On a more depressing note, I also recently read, and enjoyed, Chew On This, the kids’ version of Fast Food Nation [classic Clarissa – reading the young adult version, so to speak]. Ray says I probably wouldn’t have been able to handle the rather more disgusting and disturbing Fast Food Nation. I’m not exactly sure how the two differ, or how much they differ. Chew on This tries to get at advertising and the ways in which the fast food industry tries to draw kids in and appeal to them on several levels, as well as addressing some of the health aspects of fast food and the problems with the production of the meat that becomes the food.

So, where does “make more cakes” come from?

My cake baking efforts began sometime last spring, and since then, there has been a little piece of paper on my fridge that reads “make more cakes”. I think it grew out of repeated readings of Nigella Lawson’s How to be a Domestic Goddess: Baking and the Art of Comfort Cooking. Flora’s famous zucchini cake may have been the first. That cake and several others are from a similar “basic recipe” and once I had tried one, I felt compelled to try several others. So, I followed the zucchini cake with Boston Cream pie (don’t be fooled, it really is a cake), and Butterscotch layer cake. Somewhere along the line there, I even went out and bought two 8 inch cake pans, which is what she calls for for these cakes. Non-standard, it seems to me, as most recipes call for 9 inch pans.
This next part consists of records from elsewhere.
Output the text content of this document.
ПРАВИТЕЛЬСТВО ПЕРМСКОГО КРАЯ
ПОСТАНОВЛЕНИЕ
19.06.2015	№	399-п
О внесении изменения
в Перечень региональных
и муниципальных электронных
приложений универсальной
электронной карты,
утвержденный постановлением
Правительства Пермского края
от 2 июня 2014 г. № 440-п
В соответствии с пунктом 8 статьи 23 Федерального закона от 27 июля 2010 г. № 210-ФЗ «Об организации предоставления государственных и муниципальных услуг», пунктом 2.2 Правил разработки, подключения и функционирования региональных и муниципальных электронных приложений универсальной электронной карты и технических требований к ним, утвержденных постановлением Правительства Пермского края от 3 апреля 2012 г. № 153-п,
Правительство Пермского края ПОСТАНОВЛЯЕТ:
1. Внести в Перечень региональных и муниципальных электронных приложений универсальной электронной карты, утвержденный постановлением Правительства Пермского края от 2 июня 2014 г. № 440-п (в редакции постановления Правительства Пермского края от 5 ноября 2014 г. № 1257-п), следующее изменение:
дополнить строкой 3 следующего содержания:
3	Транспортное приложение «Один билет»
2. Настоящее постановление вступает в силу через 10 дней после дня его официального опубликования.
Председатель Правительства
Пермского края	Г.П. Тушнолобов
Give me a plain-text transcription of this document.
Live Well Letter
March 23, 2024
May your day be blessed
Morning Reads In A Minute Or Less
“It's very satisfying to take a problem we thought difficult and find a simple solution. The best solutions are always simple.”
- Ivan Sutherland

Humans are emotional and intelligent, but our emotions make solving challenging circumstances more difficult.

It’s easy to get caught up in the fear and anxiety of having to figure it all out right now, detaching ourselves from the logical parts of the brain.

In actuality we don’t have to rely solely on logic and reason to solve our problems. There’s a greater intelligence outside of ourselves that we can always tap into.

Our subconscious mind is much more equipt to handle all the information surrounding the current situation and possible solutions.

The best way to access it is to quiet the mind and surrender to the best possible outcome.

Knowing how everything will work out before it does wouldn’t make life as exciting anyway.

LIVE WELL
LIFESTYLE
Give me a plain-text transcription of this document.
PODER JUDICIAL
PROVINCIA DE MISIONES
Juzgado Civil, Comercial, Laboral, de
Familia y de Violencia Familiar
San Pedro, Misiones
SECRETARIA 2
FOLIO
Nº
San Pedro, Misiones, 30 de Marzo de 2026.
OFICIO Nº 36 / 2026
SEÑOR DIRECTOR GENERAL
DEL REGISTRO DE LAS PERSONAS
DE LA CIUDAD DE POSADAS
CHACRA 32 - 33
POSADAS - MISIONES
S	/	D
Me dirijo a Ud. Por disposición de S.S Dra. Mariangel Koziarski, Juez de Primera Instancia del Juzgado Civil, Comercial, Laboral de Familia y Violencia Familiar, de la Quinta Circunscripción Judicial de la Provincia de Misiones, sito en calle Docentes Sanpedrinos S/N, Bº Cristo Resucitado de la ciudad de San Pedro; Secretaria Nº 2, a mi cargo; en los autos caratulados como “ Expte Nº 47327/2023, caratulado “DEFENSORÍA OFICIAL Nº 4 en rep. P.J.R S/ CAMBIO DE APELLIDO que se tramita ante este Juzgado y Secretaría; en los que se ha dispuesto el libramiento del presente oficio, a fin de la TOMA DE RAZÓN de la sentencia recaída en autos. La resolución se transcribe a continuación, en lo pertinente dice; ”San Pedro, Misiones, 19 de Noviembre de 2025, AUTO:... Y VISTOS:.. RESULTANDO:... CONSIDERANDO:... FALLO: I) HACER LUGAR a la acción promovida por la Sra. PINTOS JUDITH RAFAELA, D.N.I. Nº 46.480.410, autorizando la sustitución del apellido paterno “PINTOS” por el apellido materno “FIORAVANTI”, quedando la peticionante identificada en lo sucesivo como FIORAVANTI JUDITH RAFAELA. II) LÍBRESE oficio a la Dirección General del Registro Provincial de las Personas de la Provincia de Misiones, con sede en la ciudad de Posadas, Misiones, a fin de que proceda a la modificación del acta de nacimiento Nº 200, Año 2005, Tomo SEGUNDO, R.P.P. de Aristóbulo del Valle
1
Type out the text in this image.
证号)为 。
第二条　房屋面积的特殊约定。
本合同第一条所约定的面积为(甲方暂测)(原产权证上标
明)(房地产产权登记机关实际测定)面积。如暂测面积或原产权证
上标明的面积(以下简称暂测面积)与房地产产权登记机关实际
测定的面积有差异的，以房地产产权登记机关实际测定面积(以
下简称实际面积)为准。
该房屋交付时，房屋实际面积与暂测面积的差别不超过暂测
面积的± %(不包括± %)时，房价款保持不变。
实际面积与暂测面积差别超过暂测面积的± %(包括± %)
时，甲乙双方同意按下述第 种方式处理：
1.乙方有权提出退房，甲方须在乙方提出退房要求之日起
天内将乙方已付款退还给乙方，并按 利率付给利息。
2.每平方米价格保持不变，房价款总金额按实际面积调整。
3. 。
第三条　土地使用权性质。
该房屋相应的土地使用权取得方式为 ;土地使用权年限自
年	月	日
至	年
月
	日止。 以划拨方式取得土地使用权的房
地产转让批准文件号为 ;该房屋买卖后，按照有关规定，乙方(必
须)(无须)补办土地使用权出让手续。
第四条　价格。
Other cakes in between I’m having trouble remembering, but there have certainly been a few. Most recent was a sour cream spice cake, with sour cream frosting. Well-received by those who got to try it. My assessment was slightly less glowing. I thought it was a bit dry, though one of the prettier cakes I have made in a while. It was perfectly decent, just not knock your socks off.

3 comments:

Spgonahan said...

This looks great! I really like this blog, I am so sick of the usual political crap. let them eat cake.

tuna said...

Even though Nigella's recipes in Domestic Goddess are not always trustworthy which can be really annoying, it's worth owning the book even if the only thing in it were Flora's zucchini cake, It's fabulous and you definitely do not have to make homemade lemon or lime curd (I use storebought lemon curd because I find that storebought lime curd has a strong and slightly nasty taste)

Tuna

Clarissa said...

I never even realized that you COULD buy storebought lime curd.

I've actually had really good luck with everything I've made from Domestic Goddess, at least as far as I remember.

I wonder what your bad experiences were. Oh wait, was she the source for a failed steamed pudding?